# Start Dates for Reserve BMQ in May?



## Stephen9o3 (22 Apr 2010)

Hi, sorry if this is in the wrong place or if it's a duplication post.

Anyways, I was wondering if anyone know any general dates for when Reserve BMQ usually starts in May, if there are any May camps (for university students who start summer early)? (Specifically at Aldershot, NS or CFB Gagetown).

The reason I ask is because back in January/February I applied to become a signal operator, and the original plan was to do all the training this summer (~2 months BMQ/SQ and ~2 months signal operator training in Kingston), but the recruiting centre took forever to process my application and eventually after me calling everyday for a few days I got booked for my aptitude/physical/etc. for May 10th. I'm just worried that there's Reserve training that starts early May I might miss out on for those who have summers that start in May.

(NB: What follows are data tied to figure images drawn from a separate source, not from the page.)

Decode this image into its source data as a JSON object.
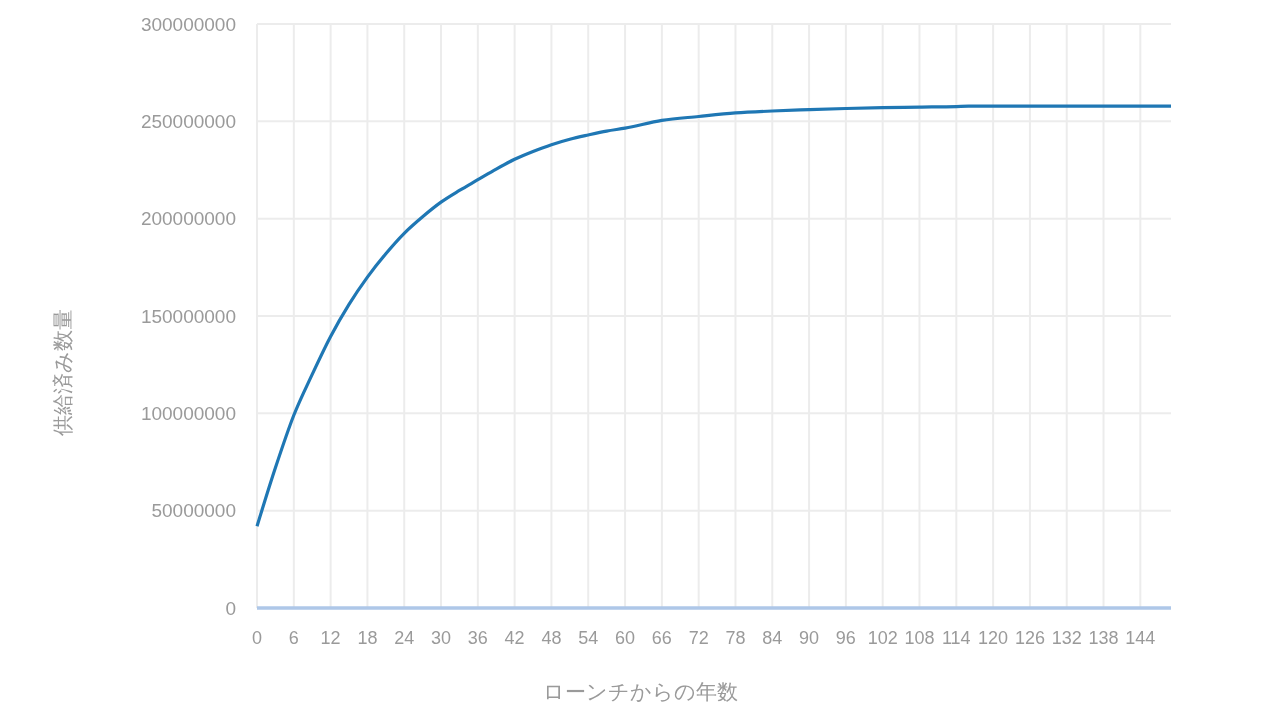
{
  "chart_data": {
    "type": "line",
    "xlabel": "ローンチからの年数",
    "ylabel": "供給済み数量",
    "x": [
      0,
      3,
      6,
      9,
      12,
      15,
      18,
      21,
      24,
      27,
      30,
      33,
      36,
      39,
      42,
      45,
      48,
      51,
      54,
      57,
      60,
      66,
      72,
      78,
      84,
      90,
      96,
      102,
      108,
      114,
      116,
      149
    ],
    "series": [
      {
        "color": "#1f77b4",
        "values": [
          42000000,
          72000000,
          99000000,
          120000000,
          139500000,
          156000000,
          170000000,
          182000000,
          192500000,
          201000000,
          208500000,
          214500000,
          220000000,
          225500000,
          230500000,
          234500000,
          238000000,
          240800000,
          243000000,
          245000000,
          246500000,
          250500000,
          252500000,
          254300000,
          255300000,
          256000000,
          256600000,
          257000000,
          257300000,
          257600000,
          257800000,
          257800000
        ]
      },
      {
        "color": "#aec7e8",
        "x": [
          0,
          149
        ],
        "values": [
          0,
          0
        ]
      }
    ],
    "xlim": [
      0,
      149
    ],
    "xticks": [
      0,
      6,
      12,
      18,
      24,
      30,
      36,
      42,
      48,
      54,
      60,
      66,
      72,
      78,
      84,
      90,
      96,
      102,
      108,
      114,
      120,
      126,
      132,
      138,
      144
    ],
    "ylim": [
      0,
      300000000
    ],
    "yticks": [
      0,
      50000000,
      100000000,
      150000000,
      200000000,
      250000000,
      300000000
    ],
    "grid": true
  }
}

Any help or links to where the dates are (I looked but couldn't find) would be greatly appreciated.

Edit: forgot to mention, I'd ask my recruiter, but he's away at a recruiting course and has been past few weeks.


----------



## Brasidas (22 Apr 2010)

There are BMQ courses being run in May. If you're taking an aptitude test on 10 May, you're not going to be on course that month.

Think July, not May/June. Even if you got on course in June, you're not going to get a trades course before next summer.


----------



## Stephen9o3 (22 Apr 2010)

Brasidas said:
			
		

> There are BMQ courses being run in May. If you're taking an aptitude test on 10 May, you're not going to be on course that month.
> 
> Think July, not May/June. Even if you got on course in June, you're not going to get a trades course before next summer.



Damn, that's what I was afraid of. Thanks for the reply. Looks like I'm gonna have to start applying for summer jobs.


----------



## George Wallace (22 Apr 2010)

Stephen9o3 said:
			
		

> Edit: forgot to mention, I'd ask my recruiter, but he's away at a recruiting course and has been past few weeks.



That course ends tomorrow (Friday), so your recruiter should be back on Monday or Tuesday.


----------